After a long break, Avcı returned to the boxing rings as a professional boxer of "Kadıköy Boxing Club" in his hometown. He debuted in a WBC match against the Georgian Davit Gorgiladze in Kyiv, Ukraine on 27 July 2019, and won by RTD.

He won his next two fights the same year against the Georgians, Soso Abuladze by Technical knockout (TKO), and Archil Gigolashvili by knockout (KO).

In 2020, Avcı fought six matches winning five by TKO and one by KO. He met Sezer Olpak from Turkey, Vadym Shyika from Ukraine, Mario Plaku from Albania, Serdar Hemrayev, Guvanch Kurbanov, and Rozymurat Chariyev from Turkmenistan.

He won the world champion title in the Intercontinental Light heavyweight division of the Universal Boxing Organization (UBO) in Kyiv in May 2021. He took the Golden Belt by knocking out Georgian Zaal Kvezereli in the second round. His next fight in 2021 against Taryel Jafarov from Azerbaijan ended with a TKO win for Avcı. In December the same year, he defeated British Danny Williams, who had knocked down Mike Tyson, in Ukraine. He then won the WBC Silver Asian Belt in Heavyweight division after knocking out Indian Kuldeep Singh. In October 2022, Avcı captured the WBC Silver Belt defeating WBC Africa champion Tony Salam from Nigeria in Istanbul, Turkey after his opponent was injured on his shoulder.

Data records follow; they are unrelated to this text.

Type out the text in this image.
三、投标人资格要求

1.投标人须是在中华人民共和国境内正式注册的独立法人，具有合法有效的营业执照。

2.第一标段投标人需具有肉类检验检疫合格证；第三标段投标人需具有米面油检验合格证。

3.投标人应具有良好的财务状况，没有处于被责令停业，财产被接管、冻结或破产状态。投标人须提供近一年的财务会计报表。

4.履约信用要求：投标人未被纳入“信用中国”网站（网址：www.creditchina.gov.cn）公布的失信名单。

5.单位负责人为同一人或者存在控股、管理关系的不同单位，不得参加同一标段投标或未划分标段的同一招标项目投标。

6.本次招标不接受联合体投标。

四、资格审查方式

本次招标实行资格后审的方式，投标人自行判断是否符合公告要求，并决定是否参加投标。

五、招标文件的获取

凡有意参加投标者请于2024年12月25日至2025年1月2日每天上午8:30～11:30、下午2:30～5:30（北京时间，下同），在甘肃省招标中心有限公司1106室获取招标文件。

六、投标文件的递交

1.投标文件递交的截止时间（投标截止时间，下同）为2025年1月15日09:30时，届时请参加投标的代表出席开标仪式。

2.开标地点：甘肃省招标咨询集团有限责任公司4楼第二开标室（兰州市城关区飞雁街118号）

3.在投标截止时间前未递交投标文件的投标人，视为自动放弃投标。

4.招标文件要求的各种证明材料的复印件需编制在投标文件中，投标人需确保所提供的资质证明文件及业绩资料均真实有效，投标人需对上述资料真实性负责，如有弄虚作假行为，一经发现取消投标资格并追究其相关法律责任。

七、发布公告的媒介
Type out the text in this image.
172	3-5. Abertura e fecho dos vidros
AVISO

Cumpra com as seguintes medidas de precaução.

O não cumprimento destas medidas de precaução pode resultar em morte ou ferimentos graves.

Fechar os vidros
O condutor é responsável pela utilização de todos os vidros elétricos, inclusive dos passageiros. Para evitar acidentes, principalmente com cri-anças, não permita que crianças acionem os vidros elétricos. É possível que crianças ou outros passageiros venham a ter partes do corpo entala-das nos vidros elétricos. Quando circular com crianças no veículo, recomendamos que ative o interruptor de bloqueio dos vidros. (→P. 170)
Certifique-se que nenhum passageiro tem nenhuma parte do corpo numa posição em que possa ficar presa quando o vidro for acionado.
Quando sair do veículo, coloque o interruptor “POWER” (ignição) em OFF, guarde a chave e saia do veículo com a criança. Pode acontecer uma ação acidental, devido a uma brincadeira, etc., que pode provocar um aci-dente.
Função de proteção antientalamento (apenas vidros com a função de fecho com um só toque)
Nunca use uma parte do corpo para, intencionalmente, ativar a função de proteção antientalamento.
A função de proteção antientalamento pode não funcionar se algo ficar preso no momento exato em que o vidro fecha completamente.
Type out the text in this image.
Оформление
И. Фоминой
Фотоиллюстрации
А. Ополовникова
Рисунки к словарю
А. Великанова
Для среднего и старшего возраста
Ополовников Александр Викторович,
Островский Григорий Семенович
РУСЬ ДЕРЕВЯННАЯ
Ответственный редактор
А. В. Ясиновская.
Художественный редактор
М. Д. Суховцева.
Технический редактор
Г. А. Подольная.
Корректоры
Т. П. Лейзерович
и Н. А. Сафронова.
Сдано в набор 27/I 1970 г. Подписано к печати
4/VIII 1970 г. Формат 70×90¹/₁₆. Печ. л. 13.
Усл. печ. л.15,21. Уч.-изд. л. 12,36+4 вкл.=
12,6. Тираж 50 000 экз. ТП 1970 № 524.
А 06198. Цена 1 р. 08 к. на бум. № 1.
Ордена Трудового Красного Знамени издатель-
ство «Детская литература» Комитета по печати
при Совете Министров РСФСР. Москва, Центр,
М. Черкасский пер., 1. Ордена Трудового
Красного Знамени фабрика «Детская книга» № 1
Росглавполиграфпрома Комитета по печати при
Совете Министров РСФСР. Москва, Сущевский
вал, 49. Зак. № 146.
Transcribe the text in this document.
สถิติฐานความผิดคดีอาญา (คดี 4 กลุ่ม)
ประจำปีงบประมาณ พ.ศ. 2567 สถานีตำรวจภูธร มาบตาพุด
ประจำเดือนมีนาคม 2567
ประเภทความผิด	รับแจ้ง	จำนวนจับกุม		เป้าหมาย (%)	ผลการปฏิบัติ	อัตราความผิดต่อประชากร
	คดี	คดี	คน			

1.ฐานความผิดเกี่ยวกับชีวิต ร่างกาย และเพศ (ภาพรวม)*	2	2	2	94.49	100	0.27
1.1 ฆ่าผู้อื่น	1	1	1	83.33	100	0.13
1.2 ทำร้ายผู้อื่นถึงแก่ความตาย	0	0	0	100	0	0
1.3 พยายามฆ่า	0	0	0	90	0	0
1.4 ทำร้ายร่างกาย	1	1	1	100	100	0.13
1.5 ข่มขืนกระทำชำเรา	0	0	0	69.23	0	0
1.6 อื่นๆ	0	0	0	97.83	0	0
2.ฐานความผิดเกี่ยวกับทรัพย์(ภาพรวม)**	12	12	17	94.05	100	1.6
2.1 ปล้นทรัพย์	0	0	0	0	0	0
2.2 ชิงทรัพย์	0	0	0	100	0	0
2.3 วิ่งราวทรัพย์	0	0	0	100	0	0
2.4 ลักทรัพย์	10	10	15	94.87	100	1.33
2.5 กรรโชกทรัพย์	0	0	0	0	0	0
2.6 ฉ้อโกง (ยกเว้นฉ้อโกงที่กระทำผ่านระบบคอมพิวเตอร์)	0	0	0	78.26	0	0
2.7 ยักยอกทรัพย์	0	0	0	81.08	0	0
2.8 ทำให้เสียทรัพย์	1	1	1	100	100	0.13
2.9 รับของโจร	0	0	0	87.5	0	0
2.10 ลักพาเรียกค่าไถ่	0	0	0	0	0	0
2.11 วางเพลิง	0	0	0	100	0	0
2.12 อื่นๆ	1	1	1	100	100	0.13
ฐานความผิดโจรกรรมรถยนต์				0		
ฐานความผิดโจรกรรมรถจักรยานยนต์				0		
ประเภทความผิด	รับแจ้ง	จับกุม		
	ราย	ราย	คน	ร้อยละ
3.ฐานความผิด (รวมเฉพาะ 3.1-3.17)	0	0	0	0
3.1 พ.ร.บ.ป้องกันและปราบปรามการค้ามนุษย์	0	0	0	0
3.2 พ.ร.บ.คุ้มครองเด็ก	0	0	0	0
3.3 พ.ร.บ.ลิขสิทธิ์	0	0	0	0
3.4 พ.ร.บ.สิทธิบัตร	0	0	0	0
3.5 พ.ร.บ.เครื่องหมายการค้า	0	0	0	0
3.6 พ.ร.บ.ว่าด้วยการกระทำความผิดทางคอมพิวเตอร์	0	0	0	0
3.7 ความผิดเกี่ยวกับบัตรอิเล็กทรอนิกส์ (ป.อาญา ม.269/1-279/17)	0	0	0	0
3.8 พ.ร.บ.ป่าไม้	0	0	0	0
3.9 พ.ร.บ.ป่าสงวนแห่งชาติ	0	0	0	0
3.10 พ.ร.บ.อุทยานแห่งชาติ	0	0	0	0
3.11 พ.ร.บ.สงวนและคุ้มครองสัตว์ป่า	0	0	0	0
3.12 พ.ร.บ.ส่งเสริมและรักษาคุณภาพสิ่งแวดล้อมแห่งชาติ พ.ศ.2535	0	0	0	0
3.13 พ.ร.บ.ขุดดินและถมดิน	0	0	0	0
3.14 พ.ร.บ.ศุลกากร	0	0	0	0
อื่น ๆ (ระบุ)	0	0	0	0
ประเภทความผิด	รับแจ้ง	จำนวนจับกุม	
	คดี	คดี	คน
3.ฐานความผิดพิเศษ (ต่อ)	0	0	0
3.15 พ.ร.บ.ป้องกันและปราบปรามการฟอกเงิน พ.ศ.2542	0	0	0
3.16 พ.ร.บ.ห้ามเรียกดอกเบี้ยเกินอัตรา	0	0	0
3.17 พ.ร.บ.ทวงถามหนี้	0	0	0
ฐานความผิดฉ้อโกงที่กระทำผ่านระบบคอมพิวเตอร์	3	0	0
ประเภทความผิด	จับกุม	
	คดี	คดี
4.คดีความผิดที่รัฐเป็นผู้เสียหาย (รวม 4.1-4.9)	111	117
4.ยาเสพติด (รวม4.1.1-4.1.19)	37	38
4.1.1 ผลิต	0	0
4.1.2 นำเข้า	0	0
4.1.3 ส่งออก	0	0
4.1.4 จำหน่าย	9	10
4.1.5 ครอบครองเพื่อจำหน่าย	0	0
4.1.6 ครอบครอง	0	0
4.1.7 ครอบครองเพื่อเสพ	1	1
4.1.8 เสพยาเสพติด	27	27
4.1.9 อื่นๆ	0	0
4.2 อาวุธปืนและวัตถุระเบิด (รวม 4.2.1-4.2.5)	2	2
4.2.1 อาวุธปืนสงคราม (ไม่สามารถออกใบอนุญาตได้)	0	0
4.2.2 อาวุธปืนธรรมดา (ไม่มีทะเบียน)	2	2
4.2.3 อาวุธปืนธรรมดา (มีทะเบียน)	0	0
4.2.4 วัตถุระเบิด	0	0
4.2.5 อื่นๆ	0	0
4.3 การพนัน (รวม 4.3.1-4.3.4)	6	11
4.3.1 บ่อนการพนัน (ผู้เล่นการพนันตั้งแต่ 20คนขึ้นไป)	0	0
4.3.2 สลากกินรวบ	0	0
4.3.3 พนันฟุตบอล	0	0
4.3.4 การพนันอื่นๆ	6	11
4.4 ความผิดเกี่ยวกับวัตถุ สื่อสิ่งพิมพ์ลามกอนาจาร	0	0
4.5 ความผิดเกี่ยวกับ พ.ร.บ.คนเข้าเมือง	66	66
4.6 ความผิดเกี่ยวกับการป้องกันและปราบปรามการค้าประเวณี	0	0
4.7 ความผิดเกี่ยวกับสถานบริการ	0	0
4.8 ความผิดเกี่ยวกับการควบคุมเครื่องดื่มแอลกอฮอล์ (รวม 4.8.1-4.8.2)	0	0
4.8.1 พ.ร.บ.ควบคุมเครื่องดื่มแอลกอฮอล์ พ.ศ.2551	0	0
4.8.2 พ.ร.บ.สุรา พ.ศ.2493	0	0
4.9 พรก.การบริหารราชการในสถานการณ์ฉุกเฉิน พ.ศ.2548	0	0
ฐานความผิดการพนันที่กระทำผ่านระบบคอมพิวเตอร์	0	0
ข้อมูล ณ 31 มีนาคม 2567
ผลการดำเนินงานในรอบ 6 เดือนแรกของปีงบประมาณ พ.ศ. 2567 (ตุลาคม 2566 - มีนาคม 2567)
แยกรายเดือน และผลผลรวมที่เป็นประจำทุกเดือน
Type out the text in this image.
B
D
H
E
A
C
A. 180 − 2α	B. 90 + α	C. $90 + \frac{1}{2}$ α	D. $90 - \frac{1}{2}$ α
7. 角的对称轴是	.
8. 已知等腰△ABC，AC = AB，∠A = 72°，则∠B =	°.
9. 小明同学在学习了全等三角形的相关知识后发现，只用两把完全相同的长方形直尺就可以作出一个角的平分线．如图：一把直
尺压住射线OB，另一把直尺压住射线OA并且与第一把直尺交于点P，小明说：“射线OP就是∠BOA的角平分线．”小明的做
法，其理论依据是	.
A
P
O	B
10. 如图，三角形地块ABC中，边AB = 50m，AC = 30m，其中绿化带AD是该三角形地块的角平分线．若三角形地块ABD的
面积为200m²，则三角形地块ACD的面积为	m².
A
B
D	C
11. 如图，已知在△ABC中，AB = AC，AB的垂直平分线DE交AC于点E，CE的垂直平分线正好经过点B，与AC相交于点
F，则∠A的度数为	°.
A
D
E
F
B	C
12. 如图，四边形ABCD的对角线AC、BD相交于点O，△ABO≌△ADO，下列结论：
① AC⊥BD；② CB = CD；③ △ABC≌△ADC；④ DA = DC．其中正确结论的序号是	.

His last fight was against Anar Humbatov from Azerbaijan in September 2023 that ended by TKO for Avcı.

As of end 2023, he had boxed 24 rounds in 15 bouts, of which he won 14 matches byKO or TKO. He ranks second among 20 Turkish boxers in his wieight class, and number 41 of 1,313 in the world.

Avcı is working as a coach atKadıköy Boxing Club and Fenerbahçe Boxing in Istanbul.